Juru Bicara Fraksi Partai Perindo DPRD Gunung Mas, Singong, menegaskan bahwa regulasi yang sedang dibahas harus mampu memberikan kepastian hukum sekaligus mendukung tata kelola aset yang lebih baik dan berdampak pada peningkatan Pendapatan Asli Daerah (PAD).
“Fraksi Partai Perindo menegaskan bahwa Raperda ini harus menjadi jaminan kepastian hukum,” ujar Singong, Selasa (30/6/2026).

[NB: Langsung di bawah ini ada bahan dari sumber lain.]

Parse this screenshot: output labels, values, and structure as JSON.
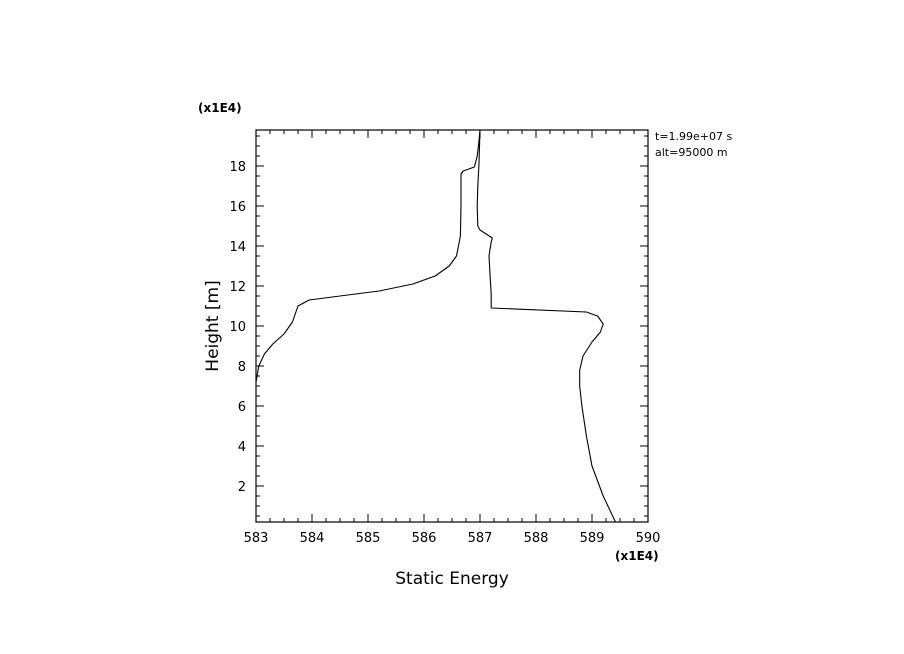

Fraksi Perindo juga meminta Pemerintah Kabupaten Gunung Mas segera melakukan inventarisasi terhadap seluruh aset berupa tanah dan bangunan milik daerah. Langkah tersebut dinilai penting untuk mencegah aset terbengkalai maupun dikuasai pihak yang tidak berhak.
“Kami berharap adanya pendataan terhadap seluruh tanah dan bangunan milik pemerintah daerah. Jangan sampai ada aset daerah yang terbengkalai atau bahkan dikuasai secara ilegal oleh oknum yang tidak bertanggung jawab,” tegasnya.

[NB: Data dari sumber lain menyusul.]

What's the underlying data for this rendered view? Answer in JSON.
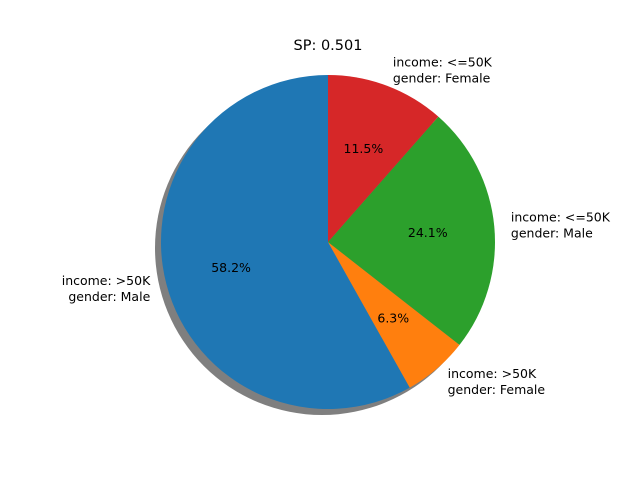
{
  "chart_data": {
    "type": "pie",
    "title": "SP: 0.501",
    "start_angle_deg": 90,
    "direction": "counterclockwise",
    "shadow": true,
    "autopct_format": "%.1f%%",
    "slices": [
      {
        "label_lines": [
          "income: >50K",
          "gender: Male"
        ],
        "value": 58.2,
        "pct_text": "58.2%",
        "color": "#1f77b4"
      },
      {
        "label_lines": [
          "income: >50K",
          "gender: Female"
        ],
        "value": 6.3,
        "pct_text": "6.3%",
        "color": "#ff7f0e"
      },
      {
        "label_lines": [
          "income: <=50K",
          "gender: Male"
        ],
        "value": 24.1,
        "pct_text": "24.1%",
        "color": "#2ca02c"
      },
      {
        "label_lines": [
          "income: <=50K",
          "gender: Female"
        ],
        "value": 11.5,
        "pct_text": "11.5%",
        "color": "#d62728"
      }
    ],
    "shadow_color": "#7f7f7f"
  }
}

Selain aspek pengamanan, Fraksi Perindo menilai aset daerah yang memiliki potensi ekonomi perlu dimanfaatkan secara maksimal agar tidak hanya menjadi beban pemeliharaan, tetapi mampu menghasilkan pendapatan bagi daerah. Aset seperti gedung, lahan kosong, alat berat, hingga pasar dinilai dapat dioptimalkan sebagai sumber PAD.

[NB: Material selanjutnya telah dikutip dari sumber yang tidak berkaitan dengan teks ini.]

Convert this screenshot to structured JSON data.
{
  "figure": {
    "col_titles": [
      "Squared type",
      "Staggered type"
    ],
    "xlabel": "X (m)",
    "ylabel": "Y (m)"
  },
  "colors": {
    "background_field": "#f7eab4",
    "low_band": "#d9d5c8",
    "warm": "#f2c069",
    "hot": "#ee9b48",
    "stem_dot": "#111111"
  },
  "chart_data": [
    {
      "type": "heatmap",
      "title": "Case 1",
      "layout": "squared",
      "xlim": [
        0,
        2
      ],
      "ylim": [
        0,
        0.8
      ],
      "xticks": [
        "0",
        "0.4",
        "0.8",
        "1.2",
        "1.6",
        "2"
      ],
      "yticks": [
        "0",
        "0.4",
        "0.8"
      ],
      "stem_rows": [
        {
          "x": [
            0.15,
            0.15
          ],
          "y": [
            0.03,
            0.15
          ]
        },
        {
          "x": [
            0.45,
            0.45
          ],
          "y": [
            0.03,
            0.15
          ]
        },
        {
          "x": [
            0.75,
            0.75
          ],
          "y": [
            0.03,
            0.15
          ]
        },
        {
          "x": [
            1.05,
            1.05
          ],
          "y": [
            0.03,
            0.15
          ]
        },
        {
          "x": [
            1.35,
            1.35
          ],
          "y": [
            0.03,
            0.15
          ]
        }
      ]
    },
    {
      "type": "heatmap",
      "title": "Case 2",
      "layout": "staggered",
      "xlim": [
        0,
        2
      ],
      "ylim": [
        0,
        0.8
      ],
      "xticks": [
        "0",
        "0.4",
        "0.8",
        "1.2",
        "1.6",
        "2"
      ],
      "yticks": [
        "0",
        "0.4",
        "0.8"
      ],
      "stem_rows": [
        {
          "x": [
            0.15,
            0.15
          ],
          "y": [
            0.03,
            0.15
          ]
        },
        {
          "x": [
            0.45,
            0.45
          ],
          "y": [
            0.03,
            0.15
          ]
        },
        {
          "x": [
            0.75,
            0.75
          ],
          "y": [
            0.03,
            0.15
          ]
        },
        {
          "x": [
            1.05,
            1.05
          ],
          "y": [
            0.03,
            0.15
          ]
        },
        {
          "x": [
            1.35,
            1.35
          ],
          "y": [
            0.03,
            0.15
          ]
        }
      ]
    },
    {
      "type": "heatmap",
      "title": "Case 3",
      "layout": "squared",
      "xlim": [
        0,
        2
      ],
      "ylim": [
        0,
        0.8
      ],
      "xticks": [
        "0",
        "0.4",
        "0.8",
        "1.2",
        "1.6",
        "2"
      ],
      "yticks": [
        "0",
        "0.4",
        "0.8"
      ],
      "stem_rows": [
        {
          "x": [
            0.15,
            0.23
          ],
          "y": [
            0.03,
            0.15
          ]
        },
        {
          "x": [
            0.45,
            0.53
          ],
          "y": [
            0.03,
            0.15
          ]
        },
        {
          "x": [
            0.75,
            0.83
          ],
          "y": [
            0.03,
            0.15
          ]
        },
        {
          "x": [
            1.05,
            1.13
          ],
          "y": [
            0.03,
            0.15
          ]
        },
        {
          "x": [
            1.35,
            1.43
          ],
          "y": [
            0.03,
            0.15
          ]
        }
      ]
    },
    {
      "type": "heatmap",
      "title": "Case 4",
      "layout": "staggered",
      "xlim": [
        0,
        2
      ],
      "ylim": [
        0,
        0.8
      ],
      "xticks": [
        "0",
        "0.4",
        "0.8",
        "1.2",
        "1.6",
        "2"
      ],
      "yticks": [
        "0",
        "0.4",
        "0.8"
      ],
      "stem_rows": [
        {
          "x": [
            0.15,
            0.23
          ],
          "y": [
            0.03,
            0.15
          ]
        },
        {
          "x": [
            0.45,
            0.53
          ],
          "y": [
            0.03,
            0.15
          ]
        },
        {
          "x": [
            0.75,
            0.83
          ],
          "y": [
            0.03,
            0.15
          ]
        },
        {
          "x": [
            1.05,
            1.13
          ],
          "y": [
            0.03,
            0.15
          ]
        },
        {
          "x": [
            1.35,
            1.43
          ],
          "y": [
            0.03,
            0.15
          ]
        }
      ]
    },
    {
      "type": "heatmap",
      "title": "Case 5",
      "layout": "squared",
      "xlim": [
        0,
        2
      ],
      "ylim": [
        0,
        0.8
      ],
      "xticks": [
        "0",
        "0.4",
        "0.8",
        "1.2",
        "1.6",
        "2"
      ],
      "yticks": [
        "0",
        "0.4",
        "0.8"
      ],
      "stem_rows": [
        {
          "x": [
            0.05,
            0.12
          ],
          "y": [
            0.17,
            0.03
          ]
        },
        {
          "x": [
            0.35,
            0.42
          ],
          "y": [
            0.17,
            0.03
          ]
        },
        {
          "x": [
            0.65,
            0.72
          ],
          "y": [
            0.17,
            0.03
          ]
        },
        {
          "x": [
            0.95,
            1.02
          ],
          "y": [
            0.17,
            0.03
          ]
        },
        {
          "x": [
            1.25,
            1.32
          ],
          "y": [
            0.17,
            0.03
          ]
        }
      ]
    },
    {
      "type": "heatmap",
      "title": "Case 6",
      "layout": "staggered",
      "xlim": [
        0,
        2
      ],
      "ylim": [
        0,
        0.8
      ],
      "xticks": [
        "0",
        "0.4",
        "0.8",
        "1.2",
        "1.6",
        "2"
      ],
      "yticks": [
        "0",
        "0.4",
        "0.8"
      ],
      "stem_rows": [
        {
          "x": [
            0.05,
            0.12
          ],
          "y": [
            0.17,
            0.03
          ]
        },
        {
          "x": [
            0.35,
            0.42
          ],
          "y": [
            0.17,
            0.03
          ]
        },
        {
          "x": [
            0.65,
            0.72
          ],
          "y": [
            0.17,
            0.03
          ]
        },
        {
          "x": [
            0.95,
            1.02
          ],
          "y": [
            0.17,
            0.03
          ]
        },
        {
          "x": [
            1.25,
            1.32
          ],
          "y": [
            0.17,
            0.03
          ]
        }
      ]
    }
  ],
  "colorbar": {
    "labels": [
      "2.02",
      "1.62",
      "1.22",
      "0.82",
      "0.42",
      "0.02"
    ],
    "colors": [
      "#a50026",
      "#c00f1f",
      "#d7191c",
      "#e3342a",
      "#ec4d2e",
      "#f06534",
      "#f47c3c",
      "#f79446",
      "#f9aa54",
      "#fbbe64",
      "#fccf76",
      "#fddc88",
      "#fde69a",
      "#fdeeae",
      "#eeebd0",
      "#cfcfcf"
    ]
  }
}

Tak hanya itu, fraksi tersebut juga mengusulkan agar sebagian aset yang layak dimanfaatkan menjadi pusat kegiatan UMKM dan ekonomi kreatif, khususnya bagi generasi muda di wilayah pedesaan. Menurut mereka, langkah tersebut dapat membuka peluang usaha sekaligus menggerakkan perekonomian masyarakat.
Di bidang tata kelola, Fraksi Perindo turut mendorong penerapan sistem informasi manajemen aset berbasis digital yang terintegrasi di seluruh organisasi perangkat daerah (OPD). Sistem tersebut diyakini mampu meningkatkan akurasi data, mempermudah pengawasan, serta memperkuat transparansi dalam pengelolaan aset pemerintah.
“Langkah tersebut dinilai penting untuk menghindari tumpang tindih data kepemilikan, mempermudah pengawasan, serta mewujudkan pengelolaan aset daerah yang lebih transparan, akuntabel, dan efisien,” pungkas Singong.